“L’impegno della Quaresima”, scrive il Vescovo

L’impegno della Quaresima

 

La Prima lettera di san Pietro (1Pt 3,15) insegna ai cristiani, che vivono in una società di duemila anni or sono ma simile alla nostra, di rendere ragione della loro speranza. Anche noi oggi abbiamo il compito di testimoniare l’apporto principale che contraddistingue il cristiano, la speranza che la salvezza dell’umanità è già incominciata. Il cristiano è certo che il Signore è già venuto e che la sua morte e risurrezione costituiscono il fatto decisivo e centrale della storia umana. D’altra parte soffre nel vedere che il male, la violenza, la sopraffazione, l’ingiustizia, la dimenticanza di Dio, continuano a imperare nella società. Un’antica storia ebraica racconta di un maestro a cui i discepoli riferiscono che «alcuni sostengono che il messia è già venuto». Il maestro aprì la finestra, guardò sulla strada, poi si girò e scuotendo la testa disse: «Se il messia fosse venuto il mondo sarebbe diverso!».

Il Vangelo risponde all’affermazione del rabbino con la parabola del seme (Mc 4,26). L’agricoltore dopo la semina attende fiducioso che il seme germogli e cresca, lui stesso non sa come. Ma quando vede i frutti, il suo cuore gioisce perché il Signore ha fatto il suo ennesimo dono. La pazienza riempie l’attesa fra la semina e il compimento, fra la pienezza e il tempo della storia che è ad oggi incompiuta. La grande svolta della storia si è realizzata con la Pasqua di Gesù, ma il suo Regno è nella storia come un seme. Il suo compimento è certo perché opera di Dio, ma quali siano i tempi, non ci è dato di conoscere. Qual è il compito del seguace di Cristo in una società che continua a lacerarsi e in una storia che sembra vanificare la stessa venuta del Salvatore? Avere la fiducia nel seminatore e nella speranza della vita che sboccia, restare uniti al seminatore, impegnandosi a renderlo presente nella cura di quanto seminato.

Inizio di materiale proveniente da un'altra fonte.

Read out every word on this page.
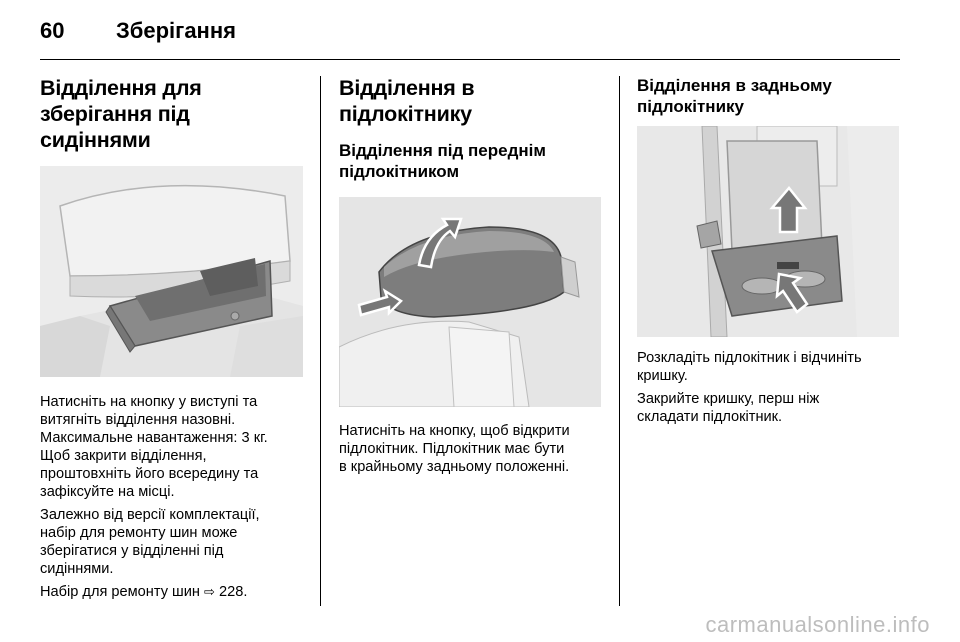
60 Зберігання
Відділення для
зберігання під сидіннями

Натисніть на кнопку у виступі та
витягніть відділення назовні.
Максимальне навантаження: 3 кг.
Щоб закрити відділення,
проштовхніть його всередину та
зафіксуйте на місці.

Залежно від версії комплектації,
набір для ремонту шин може
зберігатися у відділенні під
сидіннями.

Набір для ремонту шин ⇨ 228.

Відділення в підлокітнику
Відділення під переднім
підлокітником

Натисніть на кнопку, щоб відкрити
підлокітник. Підлокітник має бути
в крайньому задньому положенні.

Відділення в задньому
підлокітнику

Розкладіть підлокітник і відчиніть
кришку.

Закрийте кришку, перш ніж
складати підлокітник.

carmanualsonline.info
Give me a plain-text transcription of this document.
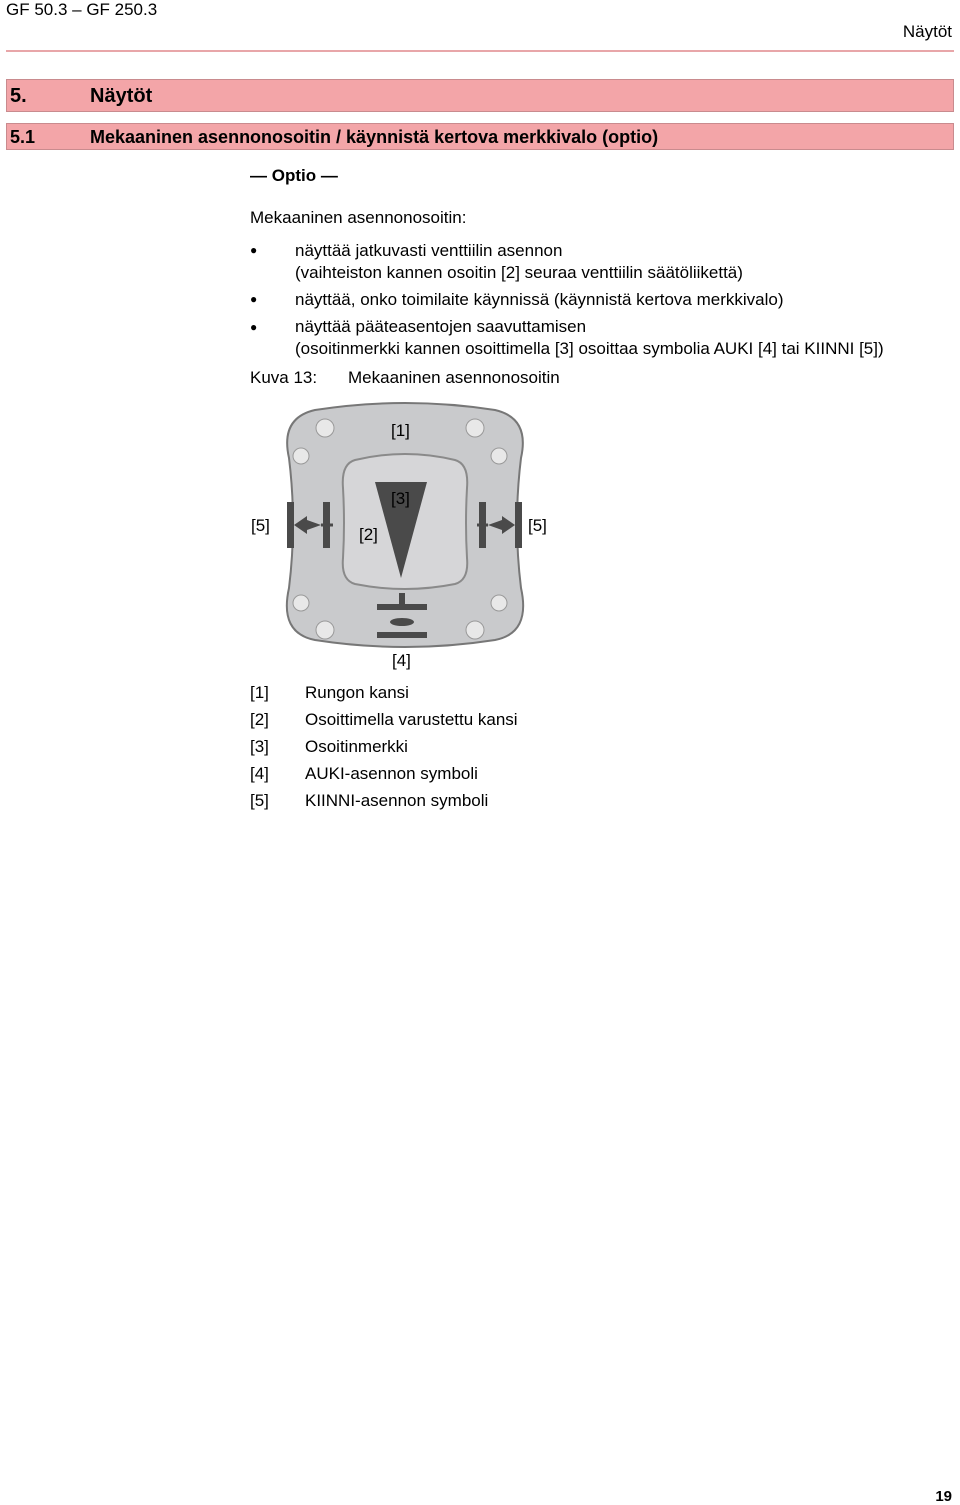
GF 50.3 – GF 250.3
Näytöt
5.	Näytöt
5.1	Mekaaninen asennonosoitin / käynnistä kertova merkkivalo (optio)
— Optio —
Mekaaninen asennonosoitin:
● näyttää jatkuvasti venttiilin asennon
(vaihteiston kannen osoitin [2] seuraa venttiilin säätöliikettä)
● näyttää, onko toimilaite käynnissä (käynnistä kertova merkkivalo)
● näyttää pääteasentojen saavuttamisen
(osoitinmerkki kannen osoittimella [3] osoittaa symbolia AUKI [4] tai KIINNI [5])
Kuva 13: Mekaaninen asennonosoitin
[1]
[3]
[2]
[5]	[5]
[4]
[1] Rungon kansi
[2] Osoittimella varustettu kansi
[3] Osoitinmerkki
[4] AUKI-asennon symboli
[5] KIINNI-asennon symboli
19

Un secondo atteggiamento è di denuncia di quanto è male. Ma anche se doveroso, sovente non basta. La denuncia da sola può portare allo scoraggiamento e alla rassegnazione, quella cristiana ha la genialità di coniugare insieme anche la speranza. Il cristiano vive nella presenza di Gesù Cristo, che gli dà forza dall’interno di sé. Una speranza non misurata sulla facilità della meta, ma sulla grandezza del contenuto della propria fede. Il cristiano vede crescere la solidità della propria speranza nel guardare in alto verso Dio o indietro verso la croce di Cristo, non guardando in basso verso gli uomini o verso se stesso. La speranza richiede lo sguardo lungo, che sa aspettare, il coraggio della pazienza, che sa sopportare e che non si lascia piegare da nessuna difficoltà. La vita terrena è un periodo di prova che passa in fretta e il cristiano è certo che Dio non permette che sia provato oltre le proprie forze, ma gli concede la grazia necessaria per superare la prova e far splendere la vittoria dell’amore.

Il cristiano che vive la Pasqua deve anche accogliere il sacrificio che la precede ed offrirlo al Padre come Gesù e con Gesù. La Quaresima, che volge verso il suo termine, vuole da noi il sacrificio del distacco dai nostri peccati e da quanto ci tiene in schiavitù. Abbiamo ancora due settimane per vivere più profondamente l’unione con Dio nella preghiera «meraviglioso dialogo d’amore», nell’ascolto della Parola e nella carità verso chi ha più bisogno di noi. «Se infatti Dio è amore, la carità non deve avere confini, perché la divinità non può essere rinchiusa entro alcun limite» (san Leone Magno, Disc. 10 sulla Quar., 3-5; PL 54, 299-301). Diamo con generosità un poco del nostro tempo quotidiano a Dio e lui ci donerà cento volte tanto.